Filed under: NFL, Uncategorized | Tags: Bill Belichick, Football, Jets, NFL, Patriots, Playoffs, Sports
I could only make it to Thursday.
Bottling up stats, quotes, and other potentially useful pieces of information, the Sports Blast has gone through most of the week without discussing the upcoming Jets and Patriots duel, part 3. As a show based around the New England/New York/New Jersey area, this game undoubtedly harbors most of our interest.
This game pits two completely different teams. One focuses on defensive football, never shies away from an outlandish comment, and lives under the boisterous shadow of Rex Ryan. The other? Well they’re much more business like, methodically going through each week, rarely giving the media much to work with while featuring an offense which is ever evolving.
The way they talk, you’d think the Jets were the favorites to win this game.
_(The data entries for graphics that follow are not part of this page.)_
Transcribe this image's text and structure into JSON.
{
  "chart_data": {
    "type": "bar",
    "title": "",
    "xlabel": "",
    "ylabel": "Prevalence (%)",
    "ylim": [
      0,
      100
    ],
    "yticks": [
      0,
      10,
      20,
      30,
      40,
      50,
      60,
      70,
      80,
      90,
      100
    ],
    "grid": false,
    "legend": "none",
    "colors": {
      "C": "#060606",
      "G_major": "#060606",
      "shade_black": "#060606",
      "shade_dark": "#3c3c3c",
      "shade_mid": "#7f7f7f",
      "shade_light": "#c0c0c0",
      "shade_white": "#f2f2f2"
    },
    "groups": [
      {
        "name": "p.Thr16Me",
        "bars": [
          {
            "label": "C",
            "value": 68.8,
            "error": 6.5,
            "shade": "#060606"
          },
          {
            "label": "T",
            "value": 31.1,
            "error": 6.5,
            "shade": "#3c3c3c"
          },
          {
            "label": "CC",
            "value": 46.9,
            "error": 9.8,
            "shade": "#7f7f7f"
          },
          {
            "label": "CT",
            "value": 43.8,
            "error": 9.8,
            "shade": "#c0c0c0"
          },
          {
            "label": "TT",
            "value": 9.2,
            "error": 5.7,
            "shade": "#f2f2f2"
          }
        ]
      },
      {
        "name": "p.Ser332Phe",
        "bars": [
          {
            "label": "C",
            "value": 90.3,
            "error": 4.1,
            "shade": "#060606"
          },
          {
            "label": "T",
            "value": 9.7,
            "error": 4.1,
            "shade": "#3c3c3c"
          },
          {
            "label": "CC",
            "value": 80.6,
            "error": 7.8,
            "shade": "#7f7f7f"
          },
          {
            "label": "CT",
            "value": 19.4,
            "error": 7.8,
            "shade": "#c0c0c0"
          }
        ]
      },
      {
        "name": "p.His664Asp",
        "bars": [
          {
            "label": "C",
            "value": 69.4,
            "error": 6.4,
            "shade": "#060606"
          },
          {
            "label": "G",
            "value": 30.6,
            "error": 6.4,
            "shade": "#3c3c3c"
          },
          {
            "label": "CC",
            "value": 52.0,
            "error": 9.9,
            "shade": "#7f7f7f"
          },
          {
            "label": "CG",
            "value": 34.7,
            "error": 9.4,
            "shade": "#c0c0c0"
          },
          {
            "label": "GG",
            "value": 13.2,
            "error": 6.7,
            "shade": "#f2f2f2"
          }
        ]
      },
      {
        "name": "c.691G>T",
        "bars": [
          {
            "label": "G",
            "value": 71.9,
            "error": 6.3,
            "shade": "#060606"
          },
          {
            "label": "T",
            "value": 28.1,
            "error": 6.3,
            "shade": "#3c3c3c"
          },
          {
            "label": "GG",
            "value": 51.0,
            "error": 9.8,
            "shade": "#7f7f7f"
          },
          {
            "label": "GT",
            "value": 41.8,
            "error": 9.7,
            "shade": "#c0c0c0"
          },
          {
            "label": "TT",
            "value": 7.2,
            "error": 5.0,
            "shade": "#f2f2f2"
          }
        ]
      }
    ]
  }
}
Personal shots at Tom Brady and Bill Belichick(typical Jets protocol) have resulted in, well, nothing. Perhaps most frustrating of all for Rex Ryan, the Patriots only response to any of his poor efforts to spark controversy was a playful prod by Bill Belichick himself, declaring that it’s the best for both sides that the two coaches do not suit up.
But can the Jets really be taken seriously?
I hate to be that guy, but the majority of the public needs to be reminded that the Jets are a mere 3-4 against winning teams, and that’s counting last weekends nailbiter against the Indianapolis Colts. Rex Ryan has yet to beat New England at Gillette since taking over the New York Jets, and the last ditch retort “what about week 2″ really holds no place in any discussion.
In week 2, the Patriots offense featured Randy Moss, Laurence Maroney, and Fred Taylor. They were without Logan Mankins and Danny Woodhead. BenJarvus Green-Ellis was a relative unknown, Darius Butler suffered a volcanic-equse meltdown, and the Patriots still managed to lead after one half. How relevant is that game?
Some people counter that the playoffs are all about “any given Sunday” and the Jets are riding high after a win against the vaunted Colts. The same vaunted Colts who led with less than a minute ago. The same vaunted Colts who were without Joseph Addai, Anthony Gonzalez, Austin Collie, Dallas Clark, Clint Session, Bob Sanders, Kelvin Hayden, Ryan Diem, and Antonio Johnson. Wow, that was exhausting. The Jets run game overpowered an undersized Colts defensive front 7, but will the same happen in New England?
The strength of the Jets offense is their power run game. The ability to put Mark Sanchez on ice for 10 plays/87 yards needs to be prevalent in order for New York to win. And by put on ice, I mean not allow to throw the ball more than twice. But can the Jets sustain such domination on the ground against a bigger, more skilled run defense? The jump from Indianapolis to New England in terms of run stoppage is rather large, spanning from 25th in the league to 11th. You aren’t going to be able to move Vince Wilfork and Gerard Warren far, something the Jets did well with the undersized Colts Dlineman such as Robert Mathis.
While all previews are relative, it’s impossible to argue with what the Patriots have done leading up to this game. Since 2004, the Patriots are 8-0 coming off a bye week. Since Bill Belichick has been in control, the Patriots have never lost coming off a wild card weekend bye. He’s intercepted Mark Sanchez a whopping 7 times in just 2 games at Gillette stadium. For what it’s worth, Belichick has reached the Super Bowl 3 times when going 14-2 in the regular season, ’03, ’04, and ’07.
Consider this a challenge to the Jets fans throughout the nation. What have the Jets done to prove themselves worthy of the expectations they’ve placed on their shoulders? It’s been a long week(still isn’t over), and obviously the only thing that matters is what happens on the field.
But give me a team who displays a higher level of focus(the Patriots), rarely lose at home(the Patriots) and have been here before over a team who might be nothing more than a breath of hot air.